The TN-depleted transplants engrafted in all 35 patients, and the overall two-year survival was 78%. Chronic GVHD occurred in only 9% (median follow-up 932 days) - an extraordinarily small fraction. Although the rate of acute GVHD was unchanged, those who developed the condition responded much better to anti-GVHD corticosteroid treatment compared with T cell replete recipients. Graft TM initiated quick recovery of T cells and transferred protective immunity, as anticipated.

The study demonstrated that TN are key players in GVHD pathogenesis. "If you take the naïve T cells out of a stem cell graft you alter the natural history of GVHD essentially leading to a milder, consistently treatment-responsive form of acute GVHD that rarely progresses to classic chronic GVHD," Dr. Bleakley explained. The data also provide compelling proof-of-concept of the novel graft-engineering technique. "It is possible to engineer allogeneic hematopoietic stem cell grafts and achieve a reduction of GVHD without compromising immune reconstitution and increasing the rate of opportunistic infections," said Dr. Bleakley, who is currently enrolling patients for two clinical trials with TN-depleted HCT at Fred Hutch. In the first of the two, eight children with acute leukemia have been treated so far and are doing well; twelve remain until completion of the study. In the second trial 80 adult patients with immunologically compatible ("HLA-matched") unrelated donors will be treated, including a lower-intensity conditioning arm enabling enrollment also of older patients and patients who are less fit for transplantation due to other medical conditions.

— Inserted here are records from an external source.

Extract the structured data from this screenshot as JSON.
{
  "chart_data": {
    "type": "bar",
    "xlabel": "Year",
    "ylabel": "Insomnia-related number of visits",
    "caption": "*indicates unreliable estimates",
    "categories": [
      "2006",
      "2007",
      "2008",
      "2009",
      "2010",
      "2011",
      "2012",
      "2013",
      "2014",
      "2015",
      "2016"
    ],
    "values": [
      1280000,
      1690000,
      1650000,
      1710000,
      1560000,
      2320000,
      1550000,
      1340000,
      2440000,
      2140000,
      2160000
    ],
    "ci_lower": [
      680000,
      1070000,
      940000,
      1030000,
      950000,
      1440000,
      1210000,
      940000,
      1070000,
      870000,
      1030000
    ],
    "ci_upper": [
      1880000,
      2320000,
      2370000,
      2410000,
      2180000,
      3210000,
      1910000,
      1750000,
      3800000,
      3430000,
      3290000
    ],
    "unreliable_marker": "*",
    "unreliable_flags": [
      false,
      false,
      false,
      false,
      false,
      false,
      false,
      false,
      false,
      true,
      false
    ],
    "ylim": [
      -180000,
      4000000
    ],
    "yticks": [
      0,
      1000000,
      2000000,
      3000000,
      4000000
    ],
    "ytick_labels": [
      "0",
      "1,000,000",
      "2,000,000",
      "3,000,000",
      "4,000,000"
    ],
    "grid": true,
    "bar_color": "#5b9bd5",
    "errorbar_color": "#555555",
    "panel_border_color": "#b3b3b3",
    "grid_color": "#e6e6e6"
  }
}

There is still plenty to learn, however, both regarding optimization of TN-depleted transplantation and regarding the biology of the observed (mild) acute GVHD. Furthermore, little is known about any potential long-term effects on the immune system from this technique. Dr. Bleakley concluded, "if we continue to observe positive outcomes with a very low rate of chronic GVHD and good immune reconstitution we will plan larger trials with other centers in addition to the hutch and University of Pittsburgh, and possibly randomized controlled trials."

Bleakley M, Heimfeld S, Loeb KR, Jones LA, Chaney C, Seropian S, Gooley TA, Sommermeyer F, Riddell SR, Shlomchik WD. 2015. Outcomes of acute leukemia patients transplanted with naive T cell-depleted stem cell grafts. J Clin Invest. 125(7):2677-89.

See also: Bleakley M, Heimfeld S, Jones LA, Turtle C, Krause D, Riddell SR, Shlomchik W. 2014. Engineering human peripheral blood stem cell grafts that are depleted of naïve T cells and retain functional pathogen-specific memory T cells. Biol Blood Marrow Transplant. 20(5):705-16.

This study was supported by funding from the NIH, the Burroughs Wellcome Fund, the Leukemia and Lymphoma Society, and the Damon Runyon-Richard Lumsden Foundations.